Ein sehr bekanntes Beispiel für eine erfolgreiche Vernetzung ist Click n` Collect. Kunden können ein Produkt ihrer Wahl online bestellen und dann im Laden abholen. Dafür müssen alle Kanäle vernetzt sein, damit die erforderlichen Informationen auch an den stationären Handel weitergegeben werden.

Durch die Vernetzung von verschiedenen Kanälen -Offline sowie Online- können Einzelhändler den Kunden ein nahtloses Verkaufserlebnis bieten. Diese Omnichannel-Strategie steigert die Kundenzufriedenheit und erhöht die Kundenbindung langfristig. Zudem können Einzelhändler mit Omnichannel-Strategien ihre Reichweite erhöhen, indem sie Zielgruppen ansprechen, die sie noch nicht erreichen konnten.

Künstliche Intelligenz für verbesserte Kundenberatung

Aktuelle Studien zeigen, wie wichtig Service und Beratung für den Kunden beim Einkauf sind. Dieser Trend steht dem aktuellen Fachkräftemangel gegenüber. Die Lösung dafür ist KI. Denn mit KI ist nicht nur die Datenanalyse und die Prognose von zukünftigen Entwicklungen möglich, sondern auch die Kundenbetreuung.

Chat-Bots bieten einen 24/7 Kundenservice und können dem Kunden ortsunabhängig Unterstützung bei Fragen oder Problemen bieten. Gleichzeitig können Trends und Entwicklungen anhand der Kundeninteraktion erkannt und für die Entwicklung neuer Strategien oder Produkte genutzt werden. Mitarbeiter werden so stark entlastet und können sich um spezifische Schwierigkeiten der Kunden kümmern.

Wie implementiert man neue Technologien im Einzelhandel erfolgreich?

Von den zu erreichenden Zielen, über die Bedürfnisse der Zielgruppen, bis hin zu den Fähigkeiten der Mitarbeiter – all diese Faktoren sind gleichermaßen zu beachten, um neue Technologien im Einzelhandel zu implementieren.

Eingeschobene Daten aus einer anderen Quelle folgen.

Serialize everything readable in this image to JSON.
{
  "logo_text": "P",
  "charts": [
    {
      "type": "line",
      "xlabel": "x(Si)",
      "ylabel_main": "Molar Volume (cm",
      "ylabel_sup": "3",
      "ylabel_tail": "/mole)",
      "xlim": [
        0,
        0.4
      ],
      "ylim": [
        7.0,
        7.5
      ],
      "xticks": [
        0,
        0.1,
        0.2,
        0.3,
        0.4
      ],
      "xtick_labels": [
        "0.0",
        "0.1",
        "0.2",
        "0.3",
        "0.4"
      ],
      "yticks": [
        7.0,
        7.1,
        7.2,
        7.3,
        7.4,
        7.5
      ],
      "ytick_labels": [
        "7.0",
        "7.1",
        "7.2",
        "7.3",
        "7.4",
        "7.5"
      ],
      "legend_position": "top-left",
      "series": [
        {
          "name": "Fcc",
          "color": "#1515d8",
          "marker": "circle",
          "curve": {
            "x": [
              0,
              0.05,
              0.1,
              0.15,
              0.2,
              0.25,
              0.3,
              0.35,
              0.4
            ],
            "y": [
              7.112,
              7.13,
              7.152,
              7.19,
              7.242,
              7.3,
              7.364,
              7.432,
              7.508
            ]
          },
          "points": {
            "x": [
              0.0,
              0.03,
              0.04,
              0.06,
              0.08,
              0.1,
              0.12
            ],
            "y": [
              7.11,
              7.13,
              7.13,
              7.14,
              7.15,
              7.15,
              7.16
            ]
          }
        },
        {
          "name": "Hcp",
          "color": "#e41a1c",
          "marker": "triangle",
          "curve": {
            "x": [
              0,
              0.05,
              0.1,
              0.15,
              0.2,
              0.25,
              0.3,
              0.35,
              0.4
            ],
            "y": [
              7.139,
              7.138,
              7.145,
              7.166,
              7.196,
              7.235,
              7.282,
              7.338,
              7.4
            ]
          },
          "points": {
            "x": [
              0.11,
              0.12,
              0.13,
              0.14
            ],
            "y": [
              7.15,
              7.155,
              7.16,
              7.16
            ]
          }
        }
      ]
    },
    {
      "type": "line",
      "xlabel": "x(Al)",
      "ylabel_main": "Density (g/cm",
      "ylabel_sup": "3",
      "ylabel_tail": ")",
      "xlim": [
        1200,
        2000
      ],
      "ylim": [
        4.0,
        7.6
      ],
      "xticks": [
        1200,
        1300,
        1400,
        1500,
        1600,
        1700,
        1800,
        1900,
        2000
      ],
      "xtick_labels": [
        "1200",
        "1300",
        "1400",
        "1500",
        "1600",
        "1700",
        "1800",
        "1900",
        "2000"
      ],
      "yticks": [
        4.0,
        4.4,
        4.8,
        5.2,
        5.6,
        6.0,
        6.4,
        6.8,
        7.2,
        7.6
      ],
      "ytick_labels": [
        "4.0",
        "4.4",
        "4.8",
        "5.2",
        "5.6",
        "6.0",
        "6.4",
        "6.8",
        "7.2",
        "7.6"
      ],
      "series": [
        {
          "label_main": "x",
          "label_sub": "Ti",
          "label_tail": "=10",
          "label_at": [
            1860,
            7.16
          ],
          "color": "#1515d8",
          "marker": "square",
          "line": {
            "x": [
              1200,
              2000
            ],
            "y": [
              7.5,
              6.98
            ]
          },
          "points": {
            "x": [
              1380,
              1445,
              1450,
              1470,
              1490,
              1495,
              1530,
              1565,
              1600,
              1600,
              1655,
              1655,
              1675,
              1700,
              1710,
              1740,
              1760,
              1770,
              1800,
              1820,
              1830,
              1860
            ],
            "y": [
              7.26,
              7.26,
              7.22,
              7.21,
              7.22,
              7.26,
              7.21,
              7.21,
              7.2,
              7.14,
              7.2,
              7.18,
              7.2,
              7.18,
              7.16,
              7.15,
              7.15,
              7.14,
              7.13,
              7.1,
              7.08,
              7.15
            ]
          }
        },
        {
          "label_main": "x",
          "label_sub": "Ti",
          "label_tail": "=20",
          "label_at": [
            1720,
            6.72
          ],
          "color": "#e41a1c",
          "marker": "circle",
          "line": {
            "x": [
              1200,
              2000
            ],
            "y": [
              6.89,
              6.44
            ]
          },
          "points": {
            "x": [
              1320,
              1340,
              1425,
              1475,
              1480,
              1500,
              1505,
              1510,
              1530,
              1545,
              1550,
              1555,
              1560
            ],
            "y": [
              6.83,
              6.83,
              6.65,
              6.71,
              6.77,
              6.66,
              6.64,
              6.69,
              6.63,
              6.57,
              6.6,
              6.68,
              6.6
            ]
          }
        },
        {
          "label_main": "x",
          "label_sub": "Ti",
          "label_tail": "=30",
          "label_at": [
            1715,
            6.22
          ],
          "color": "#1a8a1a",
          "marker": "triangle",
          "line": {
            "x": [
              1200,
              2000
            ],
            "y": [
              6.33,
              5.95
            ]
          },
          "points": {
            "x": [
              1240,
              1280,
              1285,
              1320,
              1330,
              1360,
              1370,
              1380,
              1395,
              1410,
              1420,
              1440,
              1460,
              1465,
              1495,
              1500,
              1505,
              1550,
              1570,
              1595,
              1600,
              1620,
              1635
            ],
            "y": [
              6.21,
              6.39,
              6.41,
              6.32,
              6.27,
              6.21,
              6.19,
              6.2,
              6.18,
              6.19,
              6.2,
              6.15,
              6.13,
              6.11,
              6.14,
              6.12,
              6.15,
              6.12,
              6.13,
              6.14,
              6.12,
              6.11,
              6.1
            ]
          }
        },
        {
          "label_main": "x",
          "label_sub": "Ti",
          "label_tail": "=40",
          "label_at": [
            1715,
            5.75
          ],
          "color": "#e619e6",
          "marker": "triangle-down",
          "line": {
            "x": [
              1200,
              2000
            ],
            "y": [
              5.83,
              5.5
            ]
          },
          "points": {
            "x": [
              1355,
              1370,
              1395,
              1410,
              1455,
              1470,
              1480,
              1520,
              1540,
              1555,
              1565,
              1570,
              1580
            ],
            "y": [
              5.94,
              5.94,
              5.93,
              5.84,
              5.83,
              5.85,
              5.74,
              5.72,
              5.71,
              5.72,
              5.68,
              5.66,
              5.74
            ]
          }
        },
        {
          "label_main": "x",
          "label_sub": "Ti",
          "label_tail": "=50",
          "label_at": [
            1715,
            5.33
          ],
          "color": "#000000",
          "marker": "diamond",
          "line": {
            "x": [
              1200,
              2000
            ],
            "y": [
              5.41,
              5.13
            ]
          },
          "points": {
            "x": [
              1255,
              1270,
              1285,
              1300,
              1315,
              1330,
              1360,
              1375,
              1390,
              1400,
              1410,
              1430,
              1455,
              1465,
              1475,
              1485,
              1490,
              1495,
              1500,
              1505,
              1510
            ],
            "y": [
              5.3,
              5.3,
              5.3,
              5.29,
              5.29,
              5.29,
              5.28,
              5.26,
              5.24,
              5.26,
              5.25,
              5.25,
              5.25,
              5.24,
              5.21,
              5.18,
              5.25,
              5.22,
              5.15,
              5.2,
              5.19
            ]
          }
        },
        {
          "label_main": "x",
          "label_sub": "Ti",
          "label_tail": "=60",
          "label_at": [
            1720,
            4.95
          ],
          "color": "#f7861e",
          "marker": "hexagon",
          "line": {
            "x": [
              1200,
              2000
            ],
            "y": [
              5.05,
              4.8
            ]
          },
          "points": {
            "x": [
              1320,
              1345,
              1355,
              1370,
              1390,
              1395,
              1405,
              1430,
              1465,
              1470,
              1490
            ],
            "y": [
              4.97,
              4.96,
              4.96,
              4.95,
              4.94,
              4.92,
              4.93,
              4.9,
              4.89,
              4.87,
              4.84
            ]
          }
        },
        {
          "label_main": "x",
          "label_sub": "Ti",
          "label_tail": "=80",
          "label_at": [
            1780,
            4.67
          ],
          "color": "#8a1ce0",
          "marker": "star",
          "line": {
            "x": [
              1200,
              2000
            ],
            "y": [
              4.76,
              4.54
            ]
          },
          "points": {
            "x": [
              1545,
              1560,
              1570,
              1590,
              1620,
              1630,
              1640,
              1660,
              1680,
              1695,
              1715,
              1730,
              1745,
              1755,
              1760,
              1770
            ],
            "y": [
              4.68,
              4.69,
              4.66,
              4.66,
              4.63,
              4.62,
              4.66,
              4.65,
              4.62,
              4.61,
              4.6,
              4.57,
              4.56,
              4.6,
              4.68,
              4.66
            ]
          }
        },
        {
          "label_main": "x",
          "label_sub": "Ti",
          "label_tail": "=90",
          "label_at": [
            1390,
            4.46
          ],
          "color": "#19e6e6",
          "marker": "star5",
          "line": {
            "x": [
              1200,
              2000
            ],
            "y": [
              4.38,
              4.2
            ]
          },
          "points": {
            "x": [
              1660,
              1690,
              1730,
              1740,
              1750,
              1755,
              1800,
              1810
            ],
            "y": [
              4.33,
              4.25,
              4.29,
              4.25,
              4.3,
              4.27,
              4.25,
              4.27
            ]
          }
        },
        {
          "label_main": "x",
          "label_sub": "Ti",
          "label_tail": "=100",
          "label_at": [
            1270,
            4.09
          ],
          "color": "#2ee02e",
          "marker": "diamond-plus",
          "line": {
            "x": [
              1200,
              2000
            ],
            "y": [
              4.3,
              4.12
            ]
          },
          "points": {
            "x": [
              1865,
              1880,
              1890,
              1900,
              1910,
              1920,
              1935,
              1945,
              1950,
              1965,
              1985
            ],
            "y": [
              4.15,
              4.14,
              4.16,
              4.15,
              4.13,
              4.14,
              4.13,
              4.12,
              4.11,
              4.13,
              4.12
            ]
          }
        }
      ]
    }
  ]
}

Wichtig ist, alle Maßnahmen und Schritte im Vorhinein präzise zu planen.

 

  1. Analyse des IST-Zustandes: Welche digitalen Lösungen und Technologien werden bereits wie eingesetzt?
  2. Zieldefinition: Welche SMART-Ziele sollen erreicht werden?
  3. Methoden und Instrumente: Wie sollen die Ziele erreicht werden? Welche Technologien passen zu den Zielen und Strategien des Unternehmens?
  4. Zielgruppenanalyse: Welche Bedürfnisse hat die Zielgruppe und welche Technologien erfassen diese Kundenbedürfnisse?
  5. Kontrolle: Wie können angewendete Technologien fortlaufend an wandelnde Marktbedingungen und Kundenbedürfnisse angepasst und optimiert werden?
  6. Schulung und Weiterbildung: Wie können Mitarbeiter an die Nutzung neuer Technologien herangeführt werden, ohne dass es zu Widerständen kommt?